Lost among all the distressing news headlines over the past week was a positive story: Booths, the supermarket chain described as the “northern Waitrose” is to bring back human cashiers in 26 of its stores across the north of England. It’s a move the chain claimed was sparked by customer demand and has provoked debate about the future of the ubiquitous, but unloved, self-service checkout.
The British Independent Retail Association (BIRA) described it as “very interesting”. Coming soon after the climbdown on the proposed closure of railway ticket offices, it is clear there are walks of life in which supposed digital advances have come a little unstuck, re-opening doors for old analogue ways to return.
Although Booths’ managing director Nigel Murray claimed the move was about “liking to talk to people” and a victory for “actual intelligence” over the artificial kind, a more cynical view might be that this reversal helps to combat the £1bn epidemic of shoplifting plaguing our retailers. BIRA itself added: “There may also be a reality check with the current level of retail theft and self-service tills becoming an expensive risk.”
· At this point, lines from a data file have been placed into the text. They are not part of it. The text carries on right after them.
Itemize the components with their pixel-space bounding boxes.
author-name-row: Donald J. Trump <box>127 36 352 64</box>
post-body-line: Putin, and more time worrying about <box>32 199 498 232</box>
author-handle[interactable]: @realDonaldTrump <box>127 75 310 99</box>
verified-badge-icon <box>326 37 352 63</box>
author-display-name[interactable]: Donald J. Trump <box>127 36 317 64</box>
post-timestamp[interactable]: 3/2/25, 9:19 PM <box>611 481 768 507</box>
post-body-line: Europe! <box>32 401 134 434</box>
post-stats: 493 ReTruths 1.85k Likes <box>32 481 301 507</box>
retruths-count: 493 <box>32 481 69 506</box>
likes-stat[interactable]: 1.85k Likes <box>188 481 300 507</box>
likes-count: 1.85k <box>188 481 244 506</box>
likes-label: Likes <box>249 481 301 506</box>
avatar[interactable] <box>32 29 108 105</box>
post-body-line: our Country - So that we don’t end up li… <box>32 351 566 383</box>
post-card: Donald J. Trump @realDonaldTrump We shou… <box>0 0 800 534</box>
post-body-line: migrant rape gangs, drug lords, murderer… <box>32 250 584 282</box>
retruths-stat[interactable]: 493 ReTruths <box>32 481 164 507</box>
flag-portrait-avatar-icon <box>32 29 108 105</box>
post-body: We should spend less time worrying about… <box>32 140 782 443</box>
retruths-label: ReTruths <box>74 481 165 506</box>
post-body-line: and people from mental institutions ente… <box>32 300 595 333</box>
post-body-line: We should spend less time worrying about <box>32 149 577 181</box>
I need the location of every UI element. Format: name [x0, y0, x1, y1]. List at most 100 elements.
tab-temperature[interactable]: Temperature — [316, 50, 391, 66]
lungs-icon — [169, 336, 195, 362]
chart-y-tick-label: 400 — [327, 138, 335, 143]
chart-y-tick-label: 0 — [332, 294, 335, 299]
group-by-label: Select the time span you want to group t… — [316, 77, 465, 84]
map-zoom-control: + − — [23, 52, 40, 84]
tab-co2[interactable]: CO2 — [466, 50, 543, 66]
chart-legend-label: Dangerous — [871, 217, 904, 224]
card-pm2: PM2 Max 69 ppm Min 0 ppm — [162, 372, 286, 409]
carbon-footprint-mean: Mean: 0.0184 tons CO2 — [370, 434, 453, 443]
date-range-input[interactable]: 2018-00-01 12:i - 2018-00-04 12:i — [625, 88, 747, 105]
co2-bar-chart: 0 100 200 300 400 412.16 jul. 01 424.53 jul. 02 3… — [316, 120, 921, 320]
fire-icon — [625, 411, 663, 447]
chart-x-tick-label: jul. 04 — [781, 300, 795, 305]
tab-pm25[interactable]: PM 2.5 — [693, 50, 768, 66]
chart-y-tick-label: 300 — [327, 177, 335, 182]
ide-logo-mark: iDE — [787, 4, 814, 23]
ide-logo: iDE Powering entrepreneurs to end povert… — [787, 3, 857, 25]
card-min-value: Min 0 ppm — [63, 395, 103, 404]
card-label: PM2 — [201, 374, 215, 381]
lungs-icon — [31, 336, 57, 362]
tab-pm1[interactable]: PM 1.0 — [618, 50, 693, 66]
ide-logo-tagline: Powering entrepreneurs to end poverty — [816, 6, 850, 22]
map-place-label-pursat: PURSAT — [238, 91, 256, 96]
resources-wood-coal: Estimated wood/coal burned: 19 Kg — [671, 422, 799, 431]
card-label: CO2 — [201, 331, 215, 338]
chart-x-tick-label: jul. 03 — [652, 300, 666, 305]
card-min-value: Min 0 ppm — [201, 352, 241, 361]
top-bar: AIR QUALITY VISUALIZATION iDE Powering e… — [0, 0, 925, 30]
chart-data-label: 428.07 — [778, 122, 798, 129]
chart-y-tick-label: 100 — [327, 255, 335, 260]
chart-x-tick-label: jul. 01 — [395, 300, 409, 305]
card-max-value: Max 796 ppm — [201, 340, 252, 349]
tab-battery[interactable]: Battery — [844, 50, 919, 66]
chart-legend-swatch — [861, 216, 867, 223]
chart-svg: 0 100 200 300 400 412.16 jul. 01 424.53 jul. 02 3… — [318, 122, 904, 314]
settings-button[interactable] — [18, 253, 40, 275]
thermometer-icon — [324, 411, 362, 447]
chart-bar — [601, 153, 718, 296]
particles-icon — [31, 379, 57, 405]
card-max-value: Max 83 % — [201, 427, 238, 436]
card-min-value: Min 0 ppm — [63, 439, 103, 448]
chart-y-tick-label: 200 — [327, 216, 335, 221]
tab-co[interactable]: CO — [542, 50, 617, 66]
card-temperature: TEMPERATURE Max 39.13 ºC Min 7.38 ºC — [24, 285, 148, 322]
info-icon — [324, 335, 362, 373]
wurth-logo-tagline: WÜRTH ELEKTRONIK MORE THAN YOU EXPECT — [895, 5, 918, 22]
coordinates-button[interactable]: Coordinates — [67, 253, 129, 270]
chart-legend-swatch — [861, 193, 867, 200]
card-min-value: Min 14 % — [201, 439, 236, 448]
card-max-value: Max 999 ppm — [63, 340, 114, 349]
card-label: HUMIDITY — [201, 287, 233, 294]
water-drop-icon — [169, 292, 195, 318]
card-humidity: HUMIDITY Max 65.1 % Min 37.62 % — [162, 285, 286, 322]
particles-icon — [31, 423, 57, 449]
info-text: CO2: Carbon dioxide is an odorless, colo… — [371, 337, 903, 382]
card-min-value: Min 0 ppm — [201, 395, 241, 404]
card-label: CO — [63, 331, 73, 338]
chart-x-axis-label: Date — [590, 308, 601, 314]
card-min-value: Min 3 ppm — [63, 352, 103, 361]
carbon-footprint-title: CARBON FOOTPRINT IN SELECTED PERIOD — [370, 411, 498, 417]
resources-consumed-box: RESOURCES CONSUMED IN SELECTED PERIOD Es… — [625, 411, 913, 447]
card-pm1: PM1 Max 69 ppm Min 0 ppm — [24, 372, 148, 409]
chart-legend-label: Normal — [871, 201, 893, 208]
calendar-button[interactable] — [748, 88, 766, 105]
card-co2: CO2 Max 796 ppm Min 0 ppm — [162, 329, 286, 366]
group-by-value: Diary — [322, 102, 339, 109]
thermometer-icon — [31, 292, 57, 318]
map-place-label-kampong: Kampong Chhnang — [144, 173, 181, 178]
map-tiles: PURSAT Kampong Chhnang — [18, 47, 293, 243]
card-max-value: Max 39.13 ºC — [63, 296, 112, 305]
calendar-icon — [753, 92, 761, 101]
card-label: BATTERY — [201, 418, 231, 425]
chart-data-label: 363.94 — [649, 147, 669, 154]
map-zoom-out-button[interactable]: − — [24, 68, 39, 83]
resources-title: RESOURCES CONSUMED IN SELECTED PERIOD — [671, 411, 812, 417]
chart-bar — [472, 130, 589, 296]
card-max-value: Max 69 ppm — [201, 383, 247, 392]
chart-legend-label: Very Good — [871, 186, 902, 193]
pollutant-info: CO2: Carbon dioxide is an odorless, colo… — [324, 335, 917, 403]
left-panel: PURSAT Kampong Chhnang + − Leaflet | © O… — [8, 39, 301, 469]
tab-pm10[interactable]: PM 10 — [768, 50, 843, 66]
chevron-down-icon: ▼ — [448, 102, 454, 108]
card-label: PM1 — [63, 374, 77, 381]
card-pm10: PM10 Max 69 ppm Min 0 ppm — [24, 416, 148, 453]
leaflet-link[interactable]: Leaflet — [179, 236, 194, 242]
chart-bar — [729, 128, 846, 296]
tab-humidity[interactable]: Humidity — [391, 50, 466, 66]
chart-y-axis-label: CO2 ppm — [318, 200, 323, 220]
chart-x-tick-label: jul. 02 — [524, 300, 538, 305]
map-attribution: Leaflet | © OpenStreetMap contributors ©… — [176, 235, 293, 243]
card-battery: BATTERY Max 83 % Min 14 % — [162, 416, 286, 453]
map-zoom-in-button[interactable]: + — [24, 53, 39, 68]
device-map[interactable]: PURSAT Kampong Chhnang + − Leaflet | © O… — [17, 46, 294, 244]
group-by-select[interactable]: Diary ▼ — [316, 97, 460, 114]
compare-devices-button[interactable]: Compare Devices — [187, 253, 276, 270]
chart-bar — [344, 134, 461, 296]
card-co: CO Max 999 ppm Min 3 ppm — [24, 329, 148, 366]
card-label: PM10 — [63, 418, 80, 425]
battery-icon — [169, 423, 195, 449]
Booths’ news came on the day a video circulated on our local Next Door website of a luxury Jaguar car being broken into and stolen inside 20 seconds. Some streets near me now have barely a (famously easy to break into) Range Rover or BMW SUV left. The ONS’s latest statistics reveal over 72,000 car thefts were reported in the year to September 2022, the last available figures, a staggering 29 per cent increase over the previous year. Much of this is being put down to the increase in cars with hackable hi-tech digital security and starter devices. The answer? The humble steering wheel lock is making a comeback. Google reported an 83 per cent increase in searches for the locks over the preceding 12 months.
At the school where I teach, we have almost finished the roll-out of tablet devices to most pupils, but there is a clamour for a return to old-fashioned exercise books. Unreliable wi-fi, which makes using the devices inefficient, pupil worries over ease of revision and teacher concerns about hand-writing practice, ahead of hand-written GCSEs mean that we are now handing out the very exercise books we had planned to do away with.
Whether it be Nationwide building society pledging to maintain its bricks and mortar branch network as it is until “at least” 2026, vinyl record sales being up more than 12 per cent this year, or the British publishing industry selling a record 669m physical books in 2022, a four per cent increase over 2021, signs of a yearning for analogue simplicity are translating into sales – if not physical cash.
I choose my words carefully. Digital’s big promise was greater ease of use, but in reality it has several downsides: greater complexity of process and a potential lack of access, particularly for disadvantaged minorities; diminished quality of contact and user experiences (particularly in entertainment); and worries over digital security that just won’t go away are high among them.
It is unlikely we will reverse the digital trend longer term, but we are perhaps indeed in “reality check” mode. We need to stop being in over-excited awe of the technology itself and start questioning its practical use by putting humans first again.